First we crossed the coast from the South China sea, just south of Gunung Palung (at ~8 AM). There were a lot of clouds, but I caught glimpses of the main Gunung Palung massif and interior watershed, from the east, with Sukadana in the background:

Next up was Batu Daya, a ~800 m, tepui-like, volcanic stock (of andesite) to the north of Gunung Palung (GMap). I first saw it in 1990:

Then it was surrounded by forest. Now it stands alone in a vast sea of oil palm. It’s a mystical mountain and I’ve always wanted to climb it; apparently there are some tracks on the east side that are a scramble rather than a rock climb. The vegetation on the thin soils on top will be fascinating. Even though it probably burns on a regular basis, I’m sure there are some rare species up there; the similar Bukit Kelam near Sintang has a very rare Nepenthes species (N. clipeata). Here is what I just saw today (from the southeast):

I was officially seated on the right hand side (starboard), but fortunately the flight was almost empty and I was able to cross over to the left for these previous sightings. Coming back to the right, we approached a wide area of tall hills breaking though the clouds:

This is the Bukit Lumut massif, east of GP and south of the Kapuas river, where I set up plots in 1998, on a project sponsored but the US National Geographic Society. I had a very memorable trip, and made this radio diary for the NPR show ‘Living on Earth’ in 1999.

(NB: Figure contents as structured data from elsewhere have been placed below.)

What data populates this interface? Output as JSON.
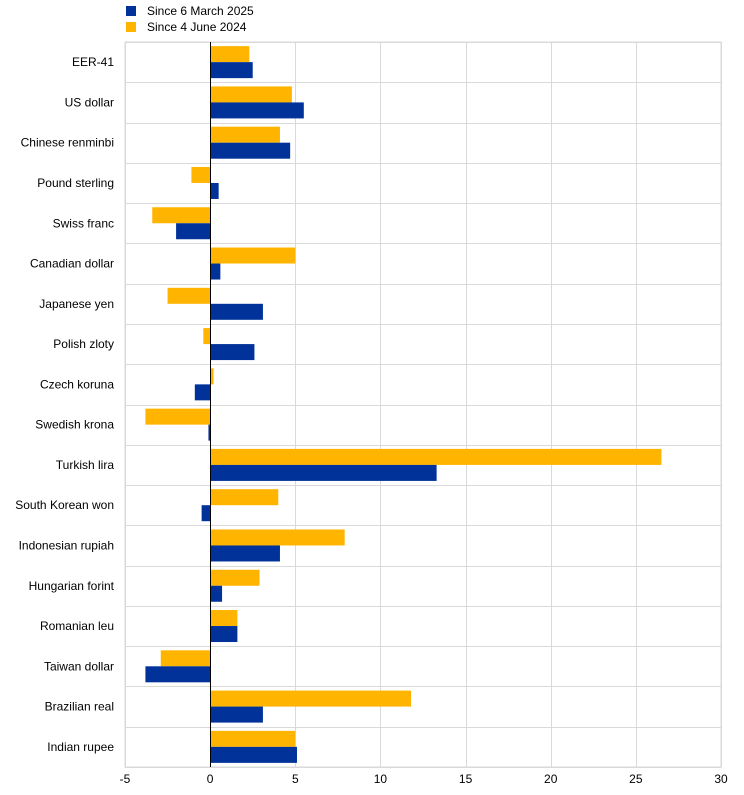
{
  "chart_data": {
    "type": "bar",
    "orientation": "horizontal",
    "title": "",
    "xlabel": "",
    "ylabel": "",
    "xlim": [
      -5,
      30
    ],
    "xticks": [
      -5,
      0,
      5,
      10,
      15,
      20,
      25,
      30
    ],
    "grid": true,
    "legend_position": "top-left",
    "categories": [
      "EER-41",
      "US dollar",
      "Chinese renminbi",
      "Pound sterling",
      "Swiss franc",
      "Canadian dollar",
      "Japanese yen",
      "Polish zloty",
      "Czech koruna",
      "Swedish krona",
      "Turkish lira",
      "South Korean won",
      "Indonesian rupiah",
      "Hungarian forint",
      "Romanian leu",
      "Taiwan dollar",
      "Brazilian real",
      "Indian rupee"
    ],
    "series": [
      {
        "name": "Since 6 March 2025",
        "color": "#003299",
        "values": [
          2.5,
          5.5,
          4.7,
          0.5,
          -2.0,
          0.6,
          3.1,
          2.6,
          -0.9,
          -0.1,
          13.3,
          -0.5,
          4.1,
          0.7,
          1.6,
          -3.8,
          3.1,
          5.1
        ]
      },
      {
        "name": "Since 4 June 2024",
        "color": "#FFB400",
        "values": [
          2.3,
          4.8,
          4.1,
          -1.1,
          -3.4,
          5.0,
          -2.5,
          -0.4,
          0.2,
          -3.8,
          26.5,
          4.0,
          7.9,
          2.9,
          1.6,
          -2.9,
          11.8,
          5.0
        ]
      }
    ]
  }
}
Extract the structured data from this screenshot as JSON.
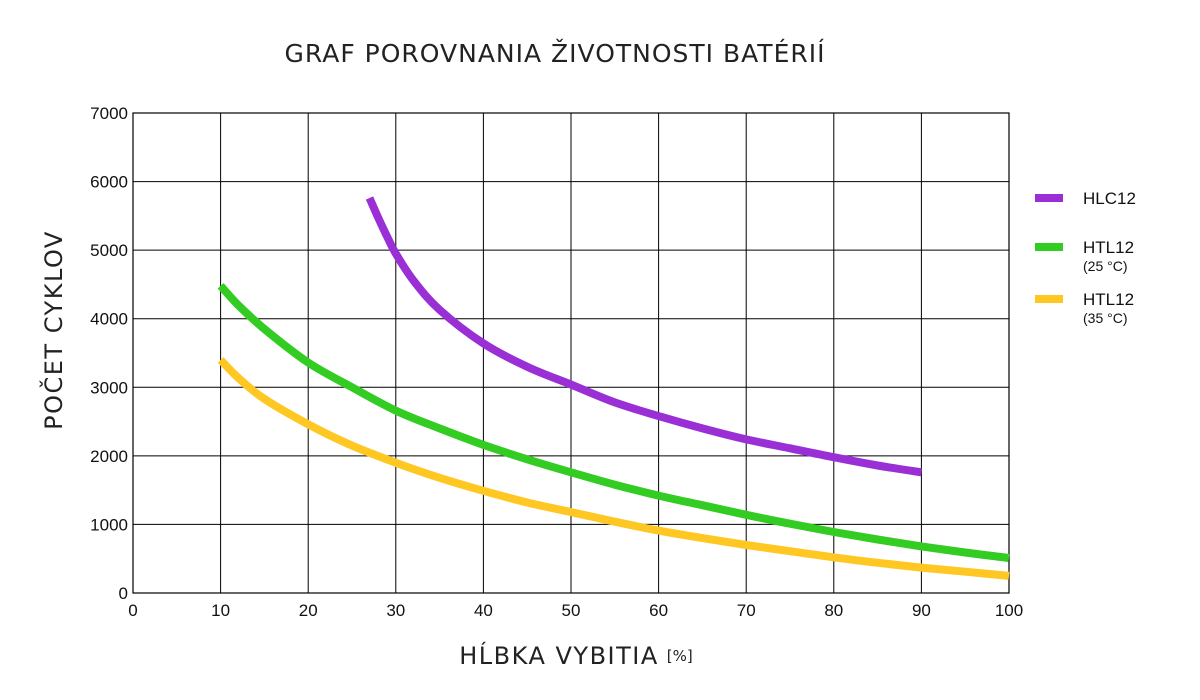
{
  "chart_data": {
    "type": "line",
    "title": "GRAF POROVNANIA ŽIVOTNOSTI BATÉRIÍ",
    "xlabel": "HĹBKA VYBITIA",
    "xlabel_unit": "[%]",
    "ylabel": "POČET CYKLOV",
    "xlim": [
      0,
      100
    ],
    "ylim": [
      0,
      7000
    ],
    "xticks": [
      0,
      10,
      20,
      30,
      40,
      50,
      60,
      70,
      80,
      90,
      100
    ],
    "yticks": [
      0,
      1000,
      2000,
      3000,
      4000,
      5000,
      6000,
      7000
    ],
    "grid": true,
    "legend_position": "right",
    "series": [
      {
        "name": "HLC12",
        "color": "#9b2fd6",
        "x": [
          27,
          28,
          29,
          30,
          32,
          35,
          40,
          45,
          50,
          55,
          60,
          65,
          70,
          75,
          80,
          85,
          90
        ],
        "y": [
          5760,
          5470,
          5200,
          4950,
          4560,
          4130,
          3640,
          3300,
          3040,
          2780,
          2580,
          2400,
          2240,
          2110,
          1980,
          1860,
          1760
        ]
      },
      {
        "name": "HTL12",
        "subtitle": "(25 °C)",
        "color": "#33cc22",
        "x": [
          10,
          12,
          15,
          20,
          25,
          30,
          35,
          40,
          45,
          50,
          55,
          60,
          65,
          70,
          75,
          80,
          85,
          90,
          95,
          100
        ],
        "y": [
          4480,
          4200,
          3850,
          3360,
          3000,
          2660,
          2400,
          2160,
          1950,
          1760,
          1580,
          1420,
          1280,
          1140,
          1010,
          890,
          780,
          680,
          590,
          510
        ]
      },
      {
        "name": "HTL12",
        "subtitle": "(35 °C)",
        "color": "#ffc722",
        "x": [
          10,
          12,
          15,
          20,
          25,
          30,
          35,
          40,
          45,
          50,
          55,
          60,
          65,
          70,
          75,
          80,
          85,
          90,
          95,
          100
        ],
        "y": [
          3400,
          3140,
          2830,
          2460,
          2150,
          1900,
          1680,
          1490,
          1320,
          1180,
          1040,
          910,
          800,
          700,
          610,
          520,
          440,
          370,
          310,
          250
        ]
      }
    ]
  }
}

We then crossed the wide Kapuas (the ‘Amazon of Indonesia’), and passed right by the large lake system of Danau Sentarum, swollen with water at this time of year:

It then clouded up as we crossed into Sarawak, but the clouds broke just around Brunei, and I glimpsed the forest of Ulu Temburong, a superb national park in the interior of Brunei (which is in turn totally encircled by the logging concessions and oil palm of Sarawak). Passing over Brunei, I remembered that my Borneo life could have been quite a different one, based here rather than Indonesia: just as I was finishing my first year at Gunung Palung, I was offered a PhD studentship at a UK university, funded by the Royal Geographic Society, which would have involved setting up permanent forest plots in Ulu Temburong. I actually visited the site in mid-1990. I was still so ‘green’ (aka ‘stupid’) that I arranged for the dayak boatmen to drop me off alone in the middle of the forest, and to pick me up three days later. I remember spending a wet and lonely few days on my own; I was chased out of the tarp-covered camp several times in the middle of the night by swarms of Borneo’s vicious and painful fire ants (Leptogenys sp., possibly mutabilis or distinguenda)! Now there is a deluxe field station at the same spot, complete with 50-ha research plot!

Anyway, today we flew on into Sabah (the other East Malaysian state, and the ecotourism capital of SE Asia), along the western edge of the densely forested Crocker Range, an important protected area not far from Kota Kinabalu, the state capital city. And then, just as I had been hoping for, the rocky backbone of Mount Kinabalu appeared under the plane’s wing:

Known as the ‘summit of Borneo,’ Gunung Kinabalu is young (10 Mya), tall (4,100 m), granite, and the highest peak between New Guinea and the Himalayas. During the ‘Biodiversity of Borneo’ courses I taught from 2007-2010, I slogged up the mountain four times. It’s cold on top, and the air is thin, but the views are amazing.

Finally, we flew right over the very northern tip of Borneo, Tanjung Simpang Mengayau, with view of nearby Pitas Point:

...and on into the Philippines.

So... damn, that was an awesome overflight. I couldn’t have planned a better itinerary if I had tried. What luck, what a gift! And because I saw mainly upland areas, which unlike the lowlands are still forested, my immediate impression was of how much forest still remains on Borneo. And so, for today, I’ll simply accept that impression, and enjoy it.